Presiden Joko Widodo (Jokowi) mengkritik anggaran subsidi pupuk yang besar namun kurang berdampak terhadap produktivitas pertanian Indonesia. Hal tersebut tercermin dari meningkatnya ekspor sektor pertanian yang justru didominasi oleh kelapa sawit, bukan dari komoditas pangan yang mendapatkan suntikan subsidi dari pemerintah.

"Saya sangat menghargai, ini adalah pertumbuhan yang baik di sektor pertanian, terutama ekspor. Tetapi juga ingat, ekspor kelihatan tinggi itu berasal dari, yang banyak, berasal dari sawit. Betul Pak Menko? Hati-hati, bukan dari komoditas-komoditas lain yang sudah kita suntik dengan subsidi-subsidi yang ada," ucap Jokowi dalam Rakernas Pembangunan Pertanian 2021, Senin (11/1).

Jika merujuk pada Indikator Pertanian yang dirilis Badan Pusat Statistik (BPS), indeks produksi tanaman pangan yang jadi sasaran subsidi pupuk pemerintah memang cenderung menurun pada kurun 2015-2019. Sebaliknya, produktivitas tanaman perkebunan konsisten menanjak.

ADVERTISEMENT

SCROLL TO CONTINUE WITH CONTENT

Tercatat, indeks produksi tanaman pangan sempat meningkat pada periode 2015-2017 yakni 106,72 (2015), 117,85 (2016) dan 119,84 (2017). Namun, pada 2018, indeks produksi merosot menjadi 95,3 dan kembali turun pada 2019 menjadi 94,42.
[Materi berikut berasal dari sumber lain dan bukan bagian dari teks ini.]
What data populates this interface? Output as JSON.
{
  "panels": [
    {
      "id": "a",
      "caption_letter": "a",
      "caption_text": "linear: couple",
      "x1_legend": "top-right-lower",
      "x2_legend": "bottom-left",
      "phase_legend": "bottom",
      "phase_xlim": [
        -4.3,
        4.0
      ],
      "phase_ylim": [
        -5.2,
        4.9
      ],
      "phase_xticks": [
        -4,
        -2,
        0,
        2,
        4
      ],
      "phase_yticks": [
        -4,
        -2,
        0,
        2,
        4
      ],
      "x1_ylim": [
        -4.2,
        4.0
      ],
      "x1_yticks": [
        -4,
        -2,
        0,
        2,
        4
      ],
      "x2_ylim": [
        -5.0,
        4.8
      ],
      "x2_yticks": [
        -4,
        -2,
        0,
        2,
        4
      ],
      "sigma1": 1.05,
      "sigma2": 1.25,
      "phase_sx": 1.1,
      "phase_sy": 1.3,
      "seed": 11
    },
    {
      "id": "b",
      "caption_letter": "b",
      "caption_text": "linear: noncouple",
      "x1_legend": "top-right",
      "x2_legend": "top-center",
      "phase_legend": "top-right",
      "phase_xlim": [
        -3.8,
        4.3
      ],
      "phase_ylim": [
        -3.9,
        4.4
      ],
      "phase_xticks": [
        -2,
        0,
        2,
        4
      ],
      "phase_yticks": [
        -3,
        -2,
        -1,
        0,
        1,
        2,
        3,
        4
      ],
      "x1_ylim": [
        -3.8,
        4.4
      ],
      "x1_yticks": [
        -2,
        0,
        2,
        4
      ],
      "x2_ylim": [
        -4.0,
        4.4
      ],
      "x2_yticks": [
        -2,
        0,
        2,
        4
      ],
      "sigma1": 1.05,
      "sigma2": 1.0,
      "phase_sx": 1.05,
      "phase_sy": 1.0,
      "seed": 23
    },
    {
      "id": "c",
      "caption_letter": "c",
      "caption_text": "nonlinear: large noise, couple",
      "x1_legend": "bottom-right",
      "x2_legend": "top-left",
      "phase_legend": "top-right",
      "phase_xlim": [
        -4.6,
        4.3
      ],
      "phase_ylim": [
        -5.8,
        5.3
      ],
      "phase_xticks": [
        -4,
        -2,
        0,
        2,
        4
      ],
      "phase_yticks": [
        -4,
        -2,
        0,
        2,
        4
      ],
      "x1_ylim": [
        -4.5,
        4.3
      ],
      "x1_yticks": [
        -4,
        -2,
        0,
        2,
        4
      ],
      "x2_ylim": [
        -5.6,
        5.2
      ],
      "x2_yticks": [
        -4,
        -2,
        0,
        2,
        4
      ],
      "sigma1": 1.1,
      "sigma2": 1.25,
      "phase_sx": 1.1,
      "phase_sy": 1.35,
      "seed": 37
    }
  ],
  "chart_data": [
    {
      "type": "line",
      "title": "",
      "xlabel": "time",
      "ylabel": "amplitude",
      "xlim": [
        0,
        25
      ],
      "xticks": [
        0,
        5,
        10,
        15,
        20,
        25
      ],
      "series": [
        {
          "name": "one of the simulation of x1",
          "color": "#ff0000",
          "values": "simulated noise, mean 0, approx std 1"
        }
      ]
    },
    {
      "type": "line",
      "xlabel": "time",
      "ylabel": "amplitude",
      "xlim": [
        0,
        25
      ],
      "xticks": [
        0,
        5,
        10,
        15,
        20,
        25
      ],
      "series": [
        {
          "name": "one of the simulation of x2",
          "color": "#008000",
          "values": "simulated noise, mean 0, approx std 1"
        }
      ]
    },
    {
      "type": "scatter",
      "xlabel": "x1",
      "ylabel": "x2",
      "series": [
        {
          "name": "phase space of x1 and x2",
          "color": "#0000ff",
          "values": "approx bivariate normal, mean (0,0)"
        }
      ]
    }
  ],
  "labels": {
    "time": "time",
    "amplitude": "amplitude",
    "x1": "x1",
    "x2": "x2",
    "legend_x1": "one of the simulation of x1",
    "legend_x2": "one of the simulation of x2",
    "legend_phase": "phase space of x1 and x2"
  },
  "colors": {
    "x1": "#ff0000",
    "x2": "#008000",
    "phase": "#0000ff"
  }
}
Penurunan ini disebabkan indeks produksi padi yang terdiri dari padi sawah dan padi ladang yang anjlok dari posisi 2017 yang sebesar 102,6 menjadi 69,67 pada 2018. Sedangkan pada 2019 indeks produksi padi hanya naik tipis menjadi 96,85.

Tak hanya produksi padi, indeks produksi palawija yang terdiri dari jagung, kedelai kacang tanah, kacang hijau, ubi kayu, dan ubi jalar juga menurun. Pada 2018 indeks produksi palawija jatuh menjadi 97,32 dari 2017 yang berada di posisi 107,29. Sementara pada 2019 indeks produksi palawija hanya naik menjadi 100,59.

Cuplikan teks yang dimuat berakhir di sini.